I am afraid you are right, Phoenix. Here in Europe most if not all MSM are clearly leaned towards the left. Such ignorance is well prepared by them and then inoculated into the public.
A Spanish Defence Forces report this week affirmed that Europe is rapidly loosing importance in the world and not even being able to tackle the most urgent problems, such as terrorism.
BTW, the only leaders that seem able to change this situation were both right wing: German Chancellor Merkel and Elected French President Sarkozy.
I don’t know which word you use in English to describe Europe’s evolution in the last 50 years: dive or plunge?
- As a Swede, I’d like say we are well educated in areas like international politics, languages, mathematics, economics and most scientific and technological domains of knowledge.
The subject of History, however, has had a weak position in Swedish education compared to several other European countries for large parts of the 20th century (especially in the period of 1960-1990 (when Socialism was at its height in Sweden).
During the last 20 years or so, public interest for History has increased substantially and in many ways, History education has improved. In this particular case (Communist crimes against Humanity) however, there’s obviously still lots of work to be done.
- Most people on Earth have a history that goes back thousands of years.
Countries like Denmark, Norway and Sweden are much older nations than, for instance, India and our civilizations are also thousands of years old (although the Vikings didn’t develop a literature of their own until the era called THE ‘Viking age’, roughly 750-1000 AD), but how could this allow us to forget about neither Nazism or Pol Pot.
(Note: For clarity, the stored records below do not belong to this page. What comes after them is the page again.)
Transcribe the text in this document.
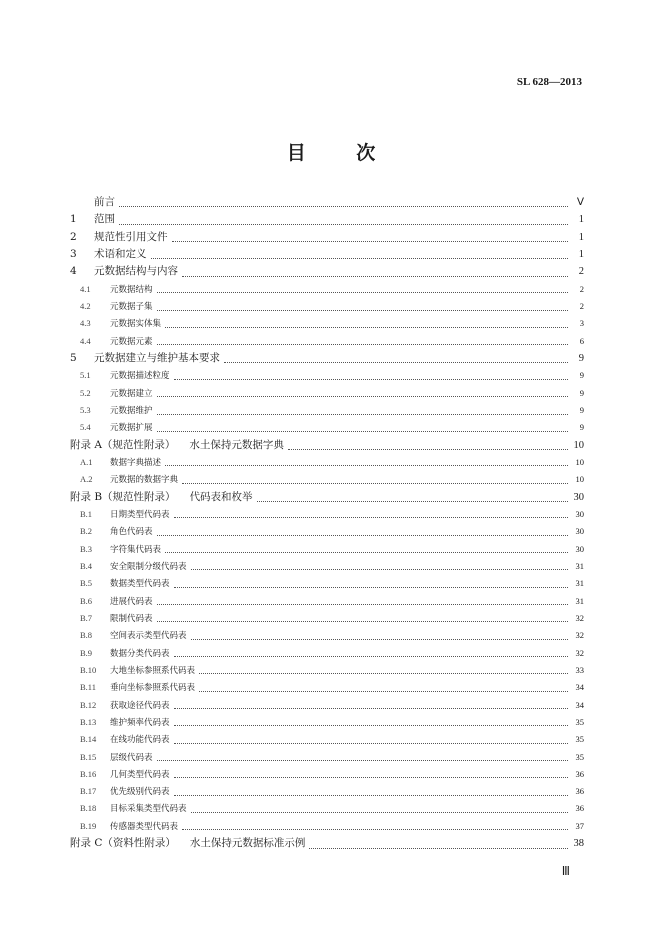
SL 628—2013
目 次
前言	Ⅴ
1	范围	1
2	规范性引用文件	1
3	术语和定义	1
4	元数据结构与内容	2
4.1	元数据结构	2
4.2	元数据子集	2
4.3	元数据实体集	3
4.4	元数据元素	6
5	元数据建立与维护基本要求	9
5.1	元数据描述粒度	9
5.2	元数据建立	9
5.3	元数据维护	9
5.4	元数据扩展	9
附录 A（规范性附录）	水土保持元数据字典	10
A.1	数据字典描述	10
A.2	元数据的数据字典	10
附录 B（规范性附录）	代码表和枚举	30
B.1	日期类型代码表	30
B.2	角色代码表	30
B.3	字符集代码表	30
B.4	安全限制分级代码表	31
B.5	数据类型代码表	31
B.6	进展代码表	31
B.7	限制代码表	32
B.8	空间表示类型代码表	32
B.9	数据分类代码表	32
B.10	大地坐标参照系代码表	33
B.11	垂向坐标参照系代码表	34
B.12	获取途径代码表	34
B.13	维护频率代码表	35
B.14	在线功能代码表	35
B.15	层级代码表	35
B.16	几何类型代码表	36
B.17	优先级别代码表	36
B.18	目标采集类型代码表	36
B.19	传感器类型代码表	37
附录 C（资料性附录）	水土保持元数据标准示例	38
Ⅲ
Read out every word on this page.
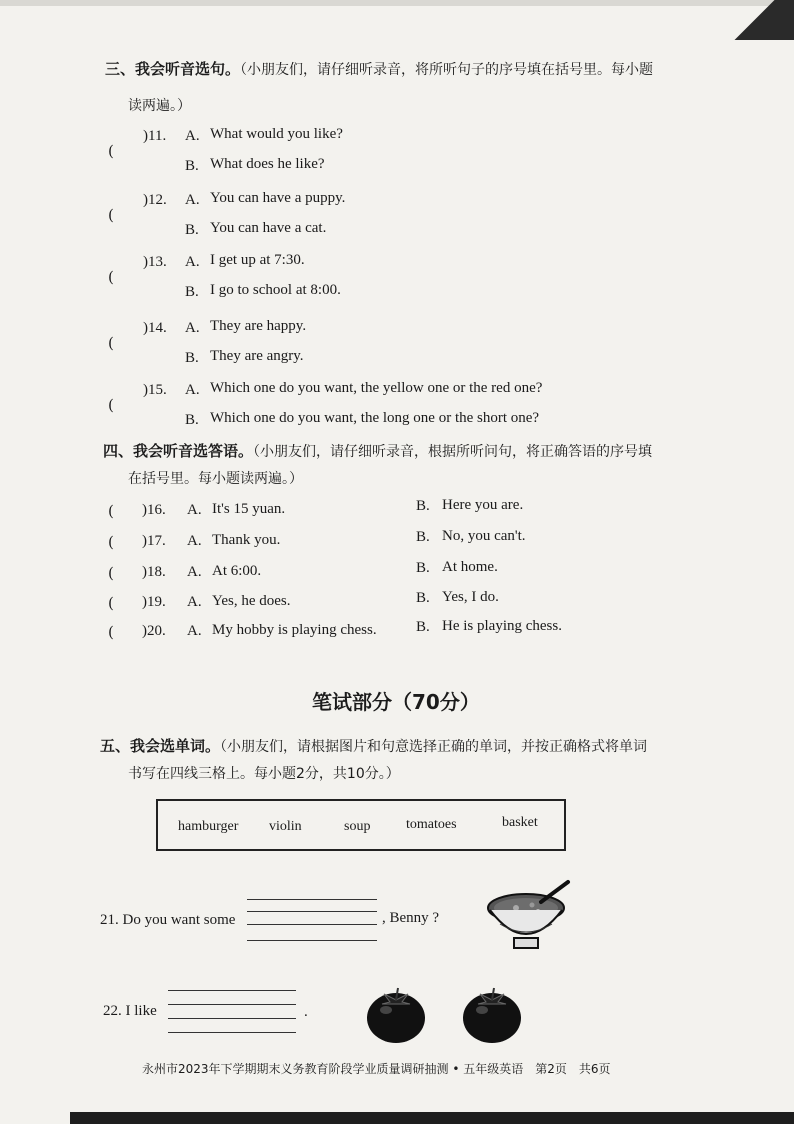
三、我会听音选句。（小朋友们，请仔细听录音，将所听句子的序号填在括号里。每小题
读两遍。）
(
)11. A. What would you like?
B. What does he like?
(
)12. A. You can have a puppy.
B. You can have a cat.
(
)13. A. I get up at 7:30.
B. I go to school at 8:00.
(
)14. A. They are happy.
B. They are angry.
(
)15. A. Which one do you want, the yellow one or the red one?
B. Which one do you want, the long one or the short one?
四、我会听音选答语。（小朋友们，请仔细听录音，根据所听问句，将正确答语的序号填
在括号里。每小题读两遍。）
( )16. A. It's 15 yuan.	B. Here you are.
( )17. A. Thank you.	B. No, you can't.
( )18. A. At 6:00.	B. At home.
( )19. A. Yes, he does.	B. Yes, I do.
( )20. A. My hobby is playing chess.	B. He is playing chess.
笔试部分（70分）
五、我会选单词。（小朋友们，请根据图片和句意选择正确的单词，并按正确格式将单词
书写在四线三格上。每小题2分，共10分。）
hamburger violin	soup	tomatoes	basket
21. Do you want some	, Benny ?
22. I like	.
永州市2023年下学期期末义务教育阶段学业质量调研抽测 • 五年级英语　第2页　共6页
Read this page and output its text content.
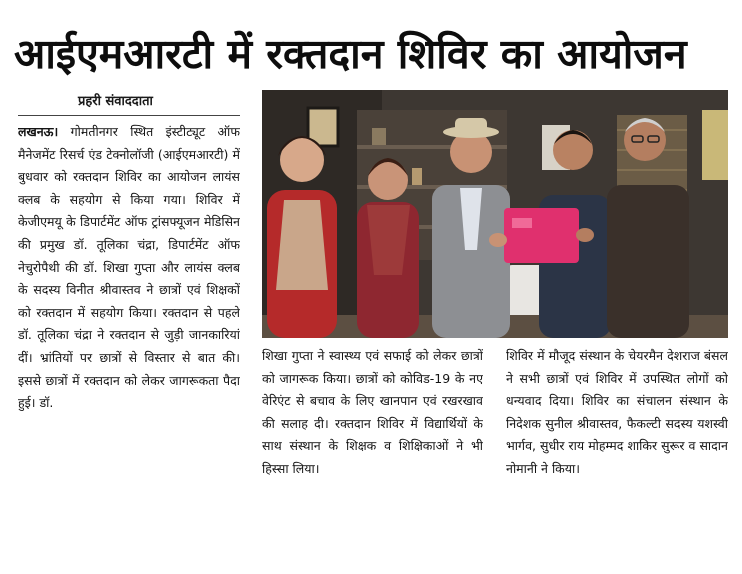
आईएमआरटी में रक्तदान शिविर का आयोजन
प्रहरी संवाददाता
लखनऊ। गोमतीनगर स्थित इंस्टीट्यूट ऑफ मैनेजमेंट रिसर्च एंड टेक्नोलॉजी (आईएमआरटी) में बुधवार को रक्तदान शिविर का आयोजन लायंस क्लब के सहयोग से किया गया। शिविर में केजीएमयू के डिपार्टमेंट ऑफ ट्रांसफ्यूजन मेडिसिन की प्रमुख डॉ. तूलिका चंद्रा, डिपार्टमेंट ऑफ नेचुरोपैथी की डॉ. शिखा गुप्ता और लायंस क्लब के सदस्य विनीत श्रीवास्तव ने छात्रों एवं शिक्षकों को रक्तदान में सहयोग किया। रक्तदान से पहले डॉ. तूलिका चंद्रा ने रक्तदान से जुड़ी जानकारियां दीं। भ्रांतियों पर छात्रों से विस्तार से बात की। इससे छात्रों में रक्तदान को लेकर जागरूकता पैदा हुई। डॉ.
शिखा गुप्ता ने स्वास्थ्य एवं सफाई को लेकर छात्रों को जागरूक किया। छात्रों को कोविड-19 के नए वेरिएंट से बचाव के लिए खानपान एवं रखरखाव की सलाह दी। रक्तदान शिविर में विद्यार्थियों के साथ संस्थान के शिक्षक व शिक्षिकाओं ने भी हिस्सा लिया।
शिविर में मौजूद संस्थान के चेयरमैन देशराज बंसल ने सभी छात्रों एवं शिविर में उपस्थित लोगों को धन्यवाद दिया। शिविर का संचालन संस्थान के निदेशक सुनील श्रीवास्तव, फैकल्टी सदस्य यशस्वी भार्गव, सुधीर राय मोहम्मद शाकिर सुरूर व सादान नोमानी ने किया।
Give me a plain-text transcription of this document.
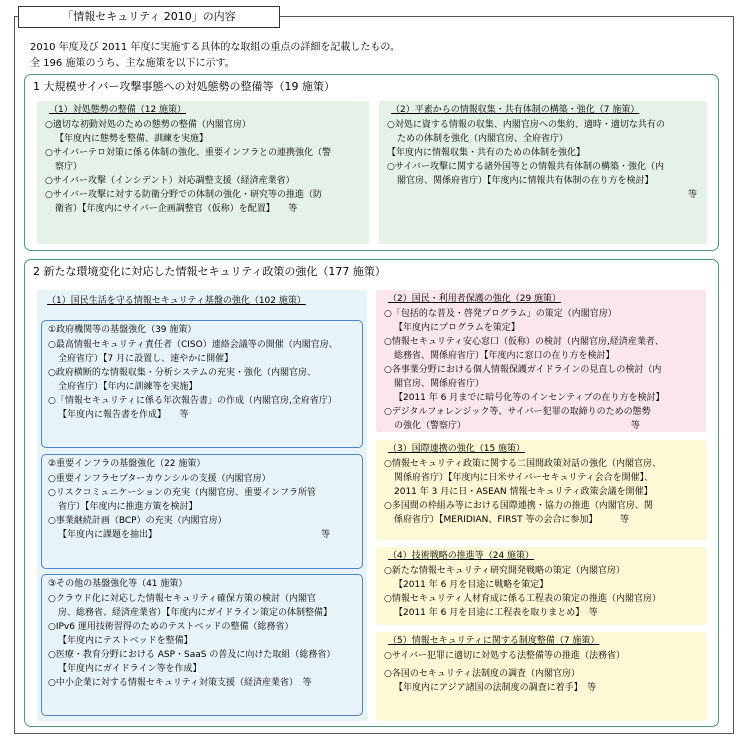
「情報セキュリティ 2010」の内容
2010 年度及び 2011 年度に実施する具体的な取組の重点の詳細を記載したもの。
全 196 施策のうち、主な施策を以下に示す。
1 大規模サイバー攻撃事態への対処態勢の整備等（19 施策）
（1）対処態勢の整備（12 施策）
○適切な初動対処のための態勢の整備（内閣官房）
【年度内に態勢を整備、訓練を実施】
○サイバーテロ対策に係る体制の強化、重要インフラとの連携強化（警
察庁）
○サイバー攻撃（インシデント）対応調整支援（経済産業省）
○サイバー攻撃に対する防衛分野での体制の強化・研究等の推進（防
衛省）【年度内にサイバー企画調整官（仮称）を配置】　　等
（2）平素からの情報収集・共有体制の構築・強化（7 施策）
○対処に資する情報の収集、内閣官房への集約、適時・適切な共有の
ための体制を強化（内閣官房、全府省庁）
【年度内に情報収集・共有のための体制を強化】
○サイバー攻撃に関する諸外国等との情報共有体制の構築・強化（内
閣官房、関係府省庁）【年度内に情報共有体制の在り方を検討】
等
2 新たな環境変化に対応した情報セキュリティ政策の強化（177 施策）
（1）国民生活を守る情報セキュリティ基盤の強化（102 施策）
①政府機関等の基盤強化（39 施策）
○最高情報セキュリティ責任者（CISO）連絡会議等の開催（内閣官房、
全府省庁）【7 月に設置し、速やかに開催】
○政府横断的な情報収集・分析システムの充実・強化（内閣官房、
全府省庁）【年内に訓練等を実施】
○「情報セキュリティに係る年次報告書」の作成（内閣官房,全府省庁）
【年度内に報告書を作成】　　等
②重要インフラの基盤強化（22 施策）
○重要インフラセプターカウンシルの支援（内閣官房）
○リスクコミュニケーションの充実（内閣官房、重要インフラ所管
省庁）【年度内に推進方策を検討】
○事業継続計画（BCP）の充実（内閣官房）
【年度内に課題を抽出】	等
③その他の基盤強化等（41 施策）
○クラウド化に対応した情報セキュリティ確保方策の検討（内閣官
房、総務省、経済産業省）【年度内にガイドライン策定の体制整備】
○IPv6 運用技術習得のためのテストベッドの整備（総務省）
【年度内にテストベッドを整備】
○医療・教育分野における ASP・SaaS の普及に向けた取組（総務省）
【年度内にガイドライン等を作成】
○中小企業に対する情報セキュリティ対策支援（経済産業省）　等
（2）国民・利用者保護の強化（29 施策）
○「包括的な普及・啓発プログラム」の策定（内閣官房）
【年度内にプログラムを策定】
○情報セキュリティ安心窓口（仮称）の検討（内閣官房,経済産業者、
総務省、関係府省庁）【年度内に窓口の在り方を検討】
○各事業分野における個人情報保護ガイドラインの見直しの検討（内
閣官房、関係府省庁）
【2011 年 6 月までに暗号化等のインセンティブの在り方を検討】
○デジタルフォレンジック等、サイバー犯罪の取締りのための態勢
の強化（警察庁）	等
（3）国際連携の強化（15 施策）
○情報セキュリティ政策に関する二国間政策対話の強化（内閣官房、
関係府省庁）【年度内に日米サイバーセキュリティ会合を開催】、
2011 年 3 月に日・ASEAN 情報セキュリティ政策会議を開催】
○多国間の枠組み等における国際連携・協力の推進（内閣官房、関
係府省庁）【MERIDIAN、FIRST 等の会合に参加】　　　等
（4）技術戦略の推進等（24 施策）
○新たな情報セキュリティ研究開発戦略の策定（内閣官房）
【2011 年 6 月を目途に戦略を策定】
○情報セキュリティ人材育成に係る工程表の策定の推進（内閣官房）
【2011 年 6 月を目途に工程表を取りまとめ】　等
（5）情報セキュリティに関する制度整備（7 施策）
○サイバー犯罪に適切に対処する法整備等の推進（法務省）
○各国のセキュリティ法制度の調査（内閣官房）
【年度内にアジア諸国の法制度の調査に着手】　等
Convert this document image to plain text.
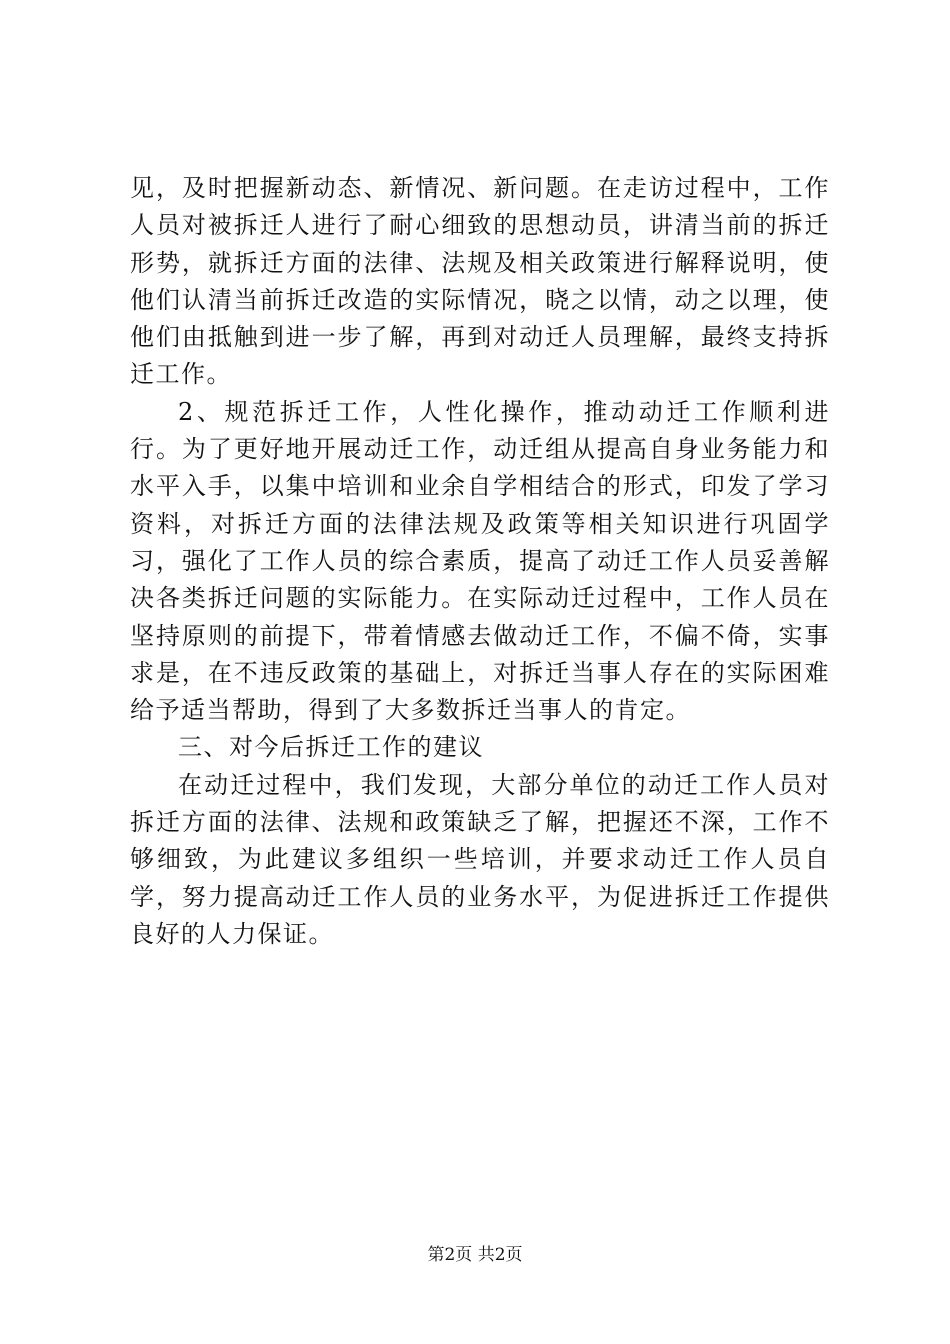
见，及时把握新动态、新情况、新问题。在走访过程中，工作人员对被拆迁人进行了耐心细致的思想动员，讲清当前的拆迁形势，就拆迁方面的法律、法规及相关政策进行解释说明，使他们认清当前拆迁改造的实际情况，晓之以情，动之以理，使他们由抵触到进一步了解，再到对动迁人员理解，最终支持拆迁工作。

2、规范拆迁工作，人性化操作，推动动迁工作顺利进行。为了更好地开展动迁工作，动迁组从提高自身业务能力和水平入手，以集中培训和业余自学相结合的形式，印发了学习资料，对拆迁方面的法律法规及政策等相关知识进行巩固学习，强化了工作人员的综合素质，提高了动迁工作人员妥善解决各类拆迁问题的实际能力。在实际动迁过程中，工作人员在坚持原则的前提下，带着情感去做动迁工作，不偏不倚，实事求是，在不违反政策的基础上，对拆迁当事人存在的实际困难给予适当帮助，得到了大多数拆迁当事人的肯定。

三、对今后拆迁工作的建议

在动迁过程中，我们发现，大部分单位的动迁工作人员对拆迁方面的法律、法规和政策缺乏了解，把握还不深，工作不够细致，为此建议多组织一些培训，并要求动迁工作人员自学，努力提高动迁工作人员的业务水平，为促进拆迁工作提供良好的人力保证。

第2页 共2页
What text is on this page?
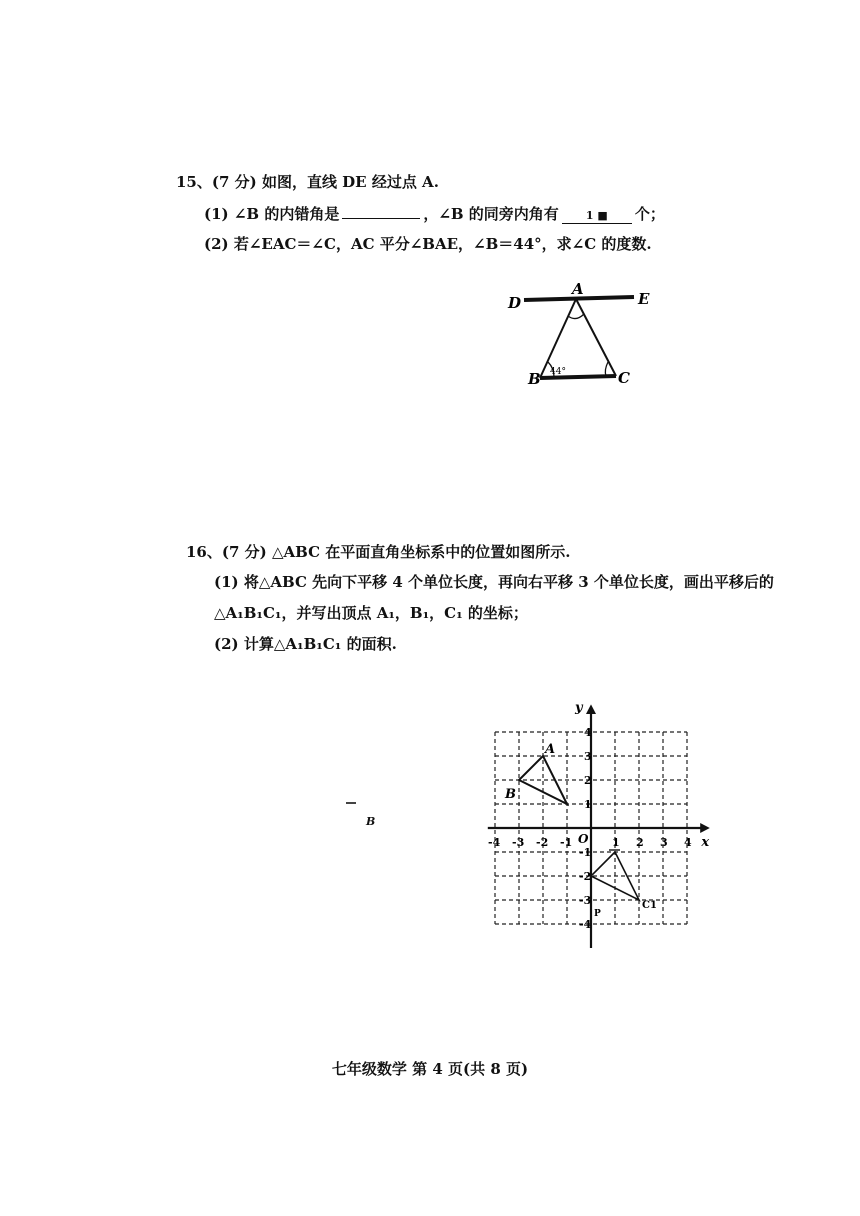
15、(7 分) 如图，直线 DE 经过点 A.
(1) ∠B 的内错角是	，∠B 的同旁内角有 1 ■ 个；
(2) 若∠EAC＝∠C，AC 平分∠BAE，∠B＝44°，求∠C 的度数.
D
A
E
B	C
44°
16、(7 分) △ABC 在平面直角坐标系中的位置如图所示.
(1) 将△ABC 先向下平移 4 个单位长度，再向右平移 3 个单位长度，画出平移后的
△A₁B₁C₁，并写出顶点 A₁，B₁，C₁ 的坐标；
(2) 计算△A₁B₁C₁ 的面积.
B
x
y
O
-4 -3 -2 -1	1 2 3 4
4
3
2
1
-1
-2
-3
-4
A
B
C1
P
七年级数学 第 4 页(共 8 页)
According to the logic of your post, it’s okay if people in Greece, Italy and India forget about Stalin and Hitler while Americans, on the other hand, ought to become experts in this field.
You can bet they all know about Hiroshima and Nagasaki. But not the Berlin Airlift, the Marshall Plan, etc.
Do you think it is any different in this country?
Who hasn’t heard of McCarthyism? Who has heard of Alger Hiss?
McCarthy was a U.S. Senator who was mostly right even if he did push things a bit far. The communist threat he was concerned with was real.
Alger Hiss was an ultra-liberal and a Soviet Spy. The Left denied that for over 40 years but the Soviet archives that were opened in 1992 proved his guilt. You are not going to learn that in a U.S. classroom these days.
I don’t think so. I believe they’d be much worse.
Not surprising, and if things continue as they are, this will be true in the US soon enough...
I want to clarify that it was not my opinion earlier, but a reason for the negligence of Nazi/Communist history.
Another reason would be the easier load on teachers to be able to teach old history, things too far out into the past, than to teach the complex dynamics that lead to WWI and WW2 and the Cold War, etc. I would think this isn’t just unique to India, but the rest of the world, on the whole... Teachers Unions, perhaps?
Oh, please. Spare me. Most Americans have very little knowledge about the USSR.
I agree with those who post that a similar survey in the U.S. would yield similar results.